Comió medio tazón de arroz, terminó el agua mineral y sacó una libreta roja. Tenía los bordes gastados, las hojas un poco amarillas y olía a hojarasca. La abrió en una página con manchas de vino y dibujos de arañas. Algunas eran realistas, pero la mayoría se estiraba sobre patas demasiado largas. Las imaginó en revistas de moda. Tomó una pluma de su mochila y agregó un par de garabatos. Las arañas la ayudaron a reflexionar. Recordó al anciano y sopesó una idea que le venía escupiendo desde el subconsciente. Al final se decidió y tomó una foto al anciano que seguía ocupado con su plato. Él se dio cuenta pero no se atrevió a hablarle.

Consultó el reloj, las siete menos cuatro. Terminó su anguila, relamió los palillos y bebió el sake en tragos breves y pausados. Daba la impresión de que no le gustaba el sabor porque hacía demasiadas muecas entre cada uno. Aún así, lo terminó y pidió otra jarra. Le duró lo suficiente para agregar una docena adicional de arácnidos sobre la libreta. En realidad no tenían importancia, bien podrían ser hormigas o alacranes, lo relevante eran los trazos largo y finos en las patas porque le daban continuidad a las ideas. Una idea, pensaba ella, podía ser falsa o verdadera, lógica o absurda, pero sólo podía valorarla si era persistente, si fluía ininterrumpida por su mente como el dibujo de una línea. A veces, en sus mejores días, agregaba más de ocho miembros a sus arañas, sin miramientos. Entonces se llenaba de felicidad. Ella era así.

Al terminar guardó la libreta, se limpió la boca con la manga y pidió la cuenta. Tomó el limón aún virgen entre sus manos, redondo y brillante, sin manchas amarillas.

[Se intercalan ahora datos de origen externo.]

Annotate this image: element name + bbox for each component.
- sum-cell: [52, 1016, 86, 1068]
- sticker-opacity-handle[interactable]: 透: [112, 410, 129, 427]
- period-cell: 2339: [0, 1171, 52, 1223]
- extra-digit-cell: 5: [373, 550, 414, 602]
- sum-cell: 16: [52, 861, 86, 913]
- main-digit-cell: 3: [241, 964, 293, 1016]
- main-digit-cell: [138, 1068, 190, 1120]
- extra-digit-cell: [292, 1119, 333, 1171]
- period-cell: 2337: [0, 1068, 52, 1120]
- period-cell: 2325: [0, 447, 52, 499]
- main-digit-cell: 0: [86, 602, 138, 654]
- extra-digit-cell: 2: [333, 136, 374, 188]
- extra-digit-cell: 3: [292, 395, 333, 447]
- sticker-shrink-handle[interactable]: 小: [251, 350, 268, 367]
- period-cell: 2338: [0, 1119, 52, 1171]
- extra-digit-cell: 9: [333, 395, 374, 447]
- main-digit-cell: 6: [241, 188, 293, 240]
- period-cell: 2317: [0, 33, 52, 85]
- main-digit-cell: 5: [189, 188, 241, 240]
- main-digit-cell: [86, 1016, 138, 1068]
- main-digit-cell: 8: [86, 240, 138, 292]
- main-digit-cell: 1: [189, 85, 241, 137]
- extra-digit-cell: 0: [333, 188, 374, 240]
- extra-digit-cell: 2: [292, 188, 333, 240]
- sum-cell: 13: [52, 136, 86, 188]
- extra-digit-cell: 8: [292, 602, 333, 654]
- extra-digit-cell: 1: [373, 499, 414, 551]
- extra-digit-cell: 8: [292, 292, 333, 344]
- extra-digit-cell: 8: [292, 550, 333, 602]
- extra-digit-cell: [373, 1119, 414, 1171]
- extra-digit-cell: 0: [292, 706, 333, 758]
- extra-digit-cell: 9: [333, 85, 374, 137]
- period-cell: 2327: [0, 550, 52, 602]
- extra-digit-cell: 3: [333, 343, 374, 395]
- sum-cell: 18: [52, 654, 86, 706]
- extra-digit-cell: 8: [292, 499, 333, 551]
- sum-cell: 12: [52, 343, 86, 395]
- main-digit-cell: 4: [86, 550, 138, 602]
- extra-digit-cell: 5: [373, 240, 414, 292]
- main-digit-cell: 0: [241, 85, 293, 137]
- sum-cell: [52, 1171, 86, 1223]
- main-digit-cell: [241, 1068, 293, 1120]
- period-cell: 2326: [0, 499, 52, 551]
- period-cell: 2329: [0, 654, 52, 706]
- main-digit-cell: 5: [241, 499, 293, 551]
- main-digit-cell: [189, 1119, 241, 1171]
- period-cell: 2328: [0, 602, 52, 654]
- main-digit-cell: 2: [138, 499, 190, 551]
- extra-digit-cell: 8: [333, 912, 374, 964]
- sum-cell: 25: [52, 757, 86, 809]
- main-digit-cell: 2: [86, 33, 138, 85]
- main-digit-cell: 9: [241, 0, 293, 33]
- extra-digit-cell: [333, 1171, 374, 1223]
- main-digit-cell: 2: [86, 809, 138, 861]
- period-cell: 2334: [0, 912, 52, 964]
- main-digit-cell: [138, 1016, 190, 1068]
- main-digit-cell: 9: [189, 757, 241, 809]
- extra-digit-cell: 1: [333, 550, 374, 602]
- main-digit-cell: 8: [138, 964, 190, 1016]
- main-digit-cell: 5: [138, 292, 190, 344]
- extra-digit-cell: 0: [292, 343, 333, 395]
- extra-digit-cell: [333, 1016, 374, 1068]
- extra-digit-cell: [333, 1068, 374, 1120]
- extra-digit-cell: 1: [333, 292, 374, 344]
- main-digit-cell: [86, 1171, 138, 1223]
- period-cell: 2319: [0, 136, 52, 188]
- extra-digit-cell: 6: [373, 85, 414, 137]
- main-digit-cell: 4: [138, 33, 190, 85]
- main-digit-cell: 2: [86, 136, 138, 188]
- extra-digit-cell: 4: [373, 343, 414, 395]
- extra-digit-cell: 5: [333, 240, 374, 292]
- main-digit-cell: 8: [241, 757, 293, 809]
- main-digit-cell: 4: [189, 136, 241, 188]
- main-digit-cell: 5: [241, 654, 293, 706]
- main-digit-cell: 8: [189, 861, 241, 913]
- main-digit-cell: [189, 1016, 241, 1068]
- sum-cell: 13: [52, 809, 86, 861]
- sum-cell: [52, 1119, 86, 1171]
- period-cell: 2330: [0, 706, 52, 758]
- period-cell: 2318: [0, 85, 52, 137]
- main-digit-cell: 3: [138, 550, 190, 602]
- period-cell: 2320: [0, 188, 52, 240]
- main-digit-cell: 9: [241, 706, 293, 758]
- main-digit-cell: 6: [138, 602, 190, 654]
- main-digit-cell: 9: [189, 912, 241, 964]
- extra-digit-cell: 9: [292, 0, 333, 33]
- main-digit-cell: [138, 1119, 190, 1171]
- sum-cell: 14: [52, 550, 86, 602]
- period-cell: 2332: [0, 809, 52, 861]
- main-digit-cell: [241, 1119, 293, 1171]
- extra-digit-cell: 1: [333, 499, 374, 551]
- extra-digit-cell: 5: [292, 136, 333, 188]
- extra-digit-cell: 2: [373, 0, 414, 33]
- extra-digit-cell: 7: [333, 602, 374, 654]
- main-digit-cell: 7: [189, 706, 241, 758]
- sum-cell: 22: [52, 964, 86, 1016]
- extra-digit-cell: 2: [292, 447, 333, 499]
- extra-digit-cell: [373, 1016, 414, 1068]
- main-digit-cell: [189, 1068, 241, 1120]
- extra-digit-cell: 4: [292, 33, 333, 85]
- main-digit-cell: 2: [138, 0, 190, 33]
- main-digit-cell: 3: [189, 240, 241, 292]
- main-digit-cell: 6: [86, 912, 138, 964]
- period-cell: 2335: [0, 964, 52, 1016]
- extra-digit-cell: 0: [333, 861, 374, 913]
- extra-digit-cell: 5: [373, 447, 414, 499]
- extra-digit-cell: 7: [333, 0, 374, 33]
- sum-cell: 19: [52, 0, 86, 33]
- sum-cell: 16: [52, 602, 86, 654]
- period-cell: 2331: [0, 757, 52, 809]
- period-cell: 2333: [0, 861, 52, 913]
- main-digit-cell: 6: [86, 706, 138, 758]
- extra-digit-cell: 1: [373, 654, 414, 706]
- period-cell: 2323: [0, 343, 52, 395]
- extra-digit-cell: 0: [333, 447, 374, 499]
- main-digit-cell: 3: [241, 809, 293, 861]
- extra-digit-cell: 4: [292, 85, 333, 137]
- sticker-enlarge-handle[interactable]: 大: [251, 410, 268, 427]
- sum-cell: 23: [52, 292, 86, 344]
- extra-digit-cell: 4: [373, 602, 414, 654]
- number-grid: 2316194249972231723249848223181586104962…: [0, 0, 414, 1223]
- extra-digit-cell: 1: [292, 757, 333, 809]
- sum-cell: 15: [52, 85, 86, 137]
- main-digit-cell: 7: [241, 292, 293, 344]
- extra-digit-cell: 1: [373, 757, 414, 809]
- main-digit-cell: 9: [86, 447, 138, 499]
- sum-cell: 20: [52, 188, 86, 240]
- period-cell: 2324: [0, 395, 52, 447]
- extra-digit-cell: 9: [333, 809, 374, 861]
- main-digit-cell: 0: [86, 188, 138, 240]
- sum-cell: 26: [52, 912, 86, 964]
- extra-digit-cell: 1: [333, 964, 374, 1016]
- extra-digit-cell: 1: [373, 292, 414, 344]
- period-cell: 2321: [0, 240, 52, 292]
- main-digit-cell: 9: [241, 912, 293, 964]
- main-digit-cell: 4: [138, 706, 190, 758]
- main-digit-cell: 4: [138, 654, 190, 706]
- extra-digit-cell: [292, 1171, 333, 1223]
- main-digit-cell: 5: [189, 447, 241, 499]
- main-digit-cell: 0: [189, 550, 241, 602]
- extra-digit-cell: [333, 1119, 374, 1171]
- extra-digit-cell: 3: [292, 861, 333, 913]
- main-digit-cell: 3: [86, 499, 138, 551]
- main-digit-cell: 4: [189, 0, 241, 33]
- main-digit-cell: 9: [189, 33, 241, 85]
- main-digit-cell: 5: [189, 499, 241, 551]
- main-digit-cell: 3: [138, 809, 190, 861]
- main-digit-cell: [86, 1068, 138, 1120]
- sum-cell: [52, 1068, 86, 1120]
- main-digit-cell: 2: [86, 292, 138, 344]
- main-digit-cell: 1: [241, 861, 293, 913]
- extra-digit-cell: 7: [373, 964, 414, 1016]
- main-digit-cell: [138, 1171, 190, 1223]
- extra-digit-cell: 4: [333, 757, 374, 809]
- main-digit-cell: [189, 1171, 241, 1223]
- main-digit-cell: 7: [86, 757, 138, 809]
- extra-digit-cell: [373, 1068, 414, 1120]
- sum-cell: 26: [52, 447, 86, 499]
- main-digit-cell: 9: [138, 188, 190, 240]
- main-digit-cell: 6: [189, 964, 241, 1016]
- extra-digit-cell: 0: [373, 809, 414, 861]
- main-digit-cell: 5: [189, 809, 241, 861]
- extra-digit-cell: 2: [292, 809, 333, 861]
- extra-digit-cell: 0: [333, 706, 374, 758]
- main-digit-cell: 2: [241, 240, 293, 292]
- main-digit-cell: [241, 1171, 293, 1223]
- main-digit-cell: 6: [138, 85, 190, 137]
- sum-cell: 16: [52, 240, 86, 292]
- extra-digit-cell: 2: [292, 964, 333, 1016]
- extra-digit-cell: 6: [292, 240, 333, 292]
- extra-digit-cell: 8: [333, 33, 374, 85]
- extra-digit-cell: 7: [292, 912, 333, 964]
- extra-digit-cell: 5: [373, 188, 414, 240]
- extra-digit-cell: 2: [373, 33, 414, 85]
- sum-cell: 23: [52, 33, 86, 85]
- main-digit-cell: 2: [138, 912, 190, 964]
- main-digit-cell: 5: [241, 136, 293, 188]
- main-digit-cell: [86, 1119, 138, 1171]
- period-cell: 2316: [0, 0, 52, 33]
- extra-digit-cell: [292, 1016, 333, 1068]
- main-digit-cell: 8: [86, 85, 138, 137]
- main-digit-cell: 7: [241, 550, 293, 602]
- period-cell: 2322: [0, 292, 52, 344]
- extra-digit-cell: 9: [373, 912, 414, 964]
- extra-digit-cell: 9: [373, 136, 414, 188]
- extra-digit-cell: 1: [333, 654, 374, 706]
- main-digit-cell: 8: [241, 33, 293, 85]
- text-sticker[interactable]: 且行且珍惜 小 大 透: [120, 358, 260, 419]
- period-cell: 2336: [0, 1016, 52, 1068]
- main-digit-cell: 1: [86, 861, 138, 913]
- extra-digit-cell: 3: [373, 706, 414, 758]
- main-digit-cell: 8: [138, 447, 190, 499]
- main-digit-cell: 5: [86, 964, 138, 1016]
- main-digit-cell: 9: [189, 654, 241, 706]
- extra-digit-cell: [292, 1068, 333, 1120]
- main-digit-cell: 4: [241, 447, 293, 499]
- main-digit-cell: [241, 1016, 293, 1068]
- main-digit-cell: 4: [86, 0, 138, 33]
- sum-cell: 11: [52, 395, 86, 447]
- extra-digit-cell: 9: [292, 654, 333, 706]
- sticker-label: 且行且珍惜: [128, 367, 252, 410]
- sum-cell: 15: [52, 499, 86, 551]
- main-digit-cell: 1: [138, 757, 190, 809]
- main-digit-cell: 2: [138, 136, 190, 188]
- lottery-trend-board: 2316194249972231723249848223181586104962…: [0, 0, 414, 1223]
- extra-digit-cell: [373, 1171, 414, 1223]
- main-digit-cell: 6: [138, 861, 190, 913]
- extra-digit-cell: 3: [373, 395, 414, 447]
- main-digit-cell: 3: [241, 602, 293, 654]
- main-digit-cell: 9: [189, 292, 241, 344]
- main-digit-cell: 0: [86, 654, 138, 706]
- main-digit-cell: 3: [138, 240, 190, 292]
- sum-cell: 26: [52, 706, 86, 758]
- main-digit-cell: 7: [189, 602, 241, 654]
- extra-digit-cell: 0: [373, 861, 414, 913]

Se acordó de un billar a unas cuadras de distancia donde podría escuchar un poco de rock. Pagó sin dejar propina y dejó el limón sobre la mesa. El anciano la miró por última vez.

Afuera el aire estaba fresco y olía a tierra mojada, pero el pavimento se veía seco. Ya había oscurecido. Miró en su mochila y sacó un libro viejo, una primera edición de Kerouac. Era perfecto, olía a polvo, las hojas gastadas producían un agradable siseo bajo las yemas, el lomo se hallaba un poco quebrado pero en buena forma aún, y la pasta brillaba sin rasgaduras. Lo acercó a su nariz para olerlo. Luego admiró el magnífico estado del libro en su conjunto, una belleza.  Lo guardó. A Roberto le divertía su forma de interactuar con los libros pero no la comprendía.

Reanudó su marcha y llegó al billar. Había pocas mesas ocupadas. Pidió una cerveza y un limón, y se sentó a leer. Esta vez ambos llegaron a su mesa sin contratiempos. Respiró profundo y se perdió en el libro. De vez en cuando hacía una pausa, anotaba algo en la libreta roja, y continuaba. La tranquilidad le llegó bien a pesar de la música, el parloteo y las parejas jóvenes derramando cerveza entre besos asquerosos y desesperados, pero todo transcurría fuera de sus oídos, muy lejos, en otra realidad.

Ya no hubo más necesidad de arañas.

A las doce cerró el libro y llamó por teléfono.

–Hola, ¿estás solo?

Tomó el limón y jugó con él entre sus dedos.

–¿Puedo quedarme hoy?, llego en media hora. Pero deja la perra adentro, me gusta que se suba a la cama cuando comienza el frío.

Colgó y pagó. El limón se quedó sobre la mesa junto con la propina.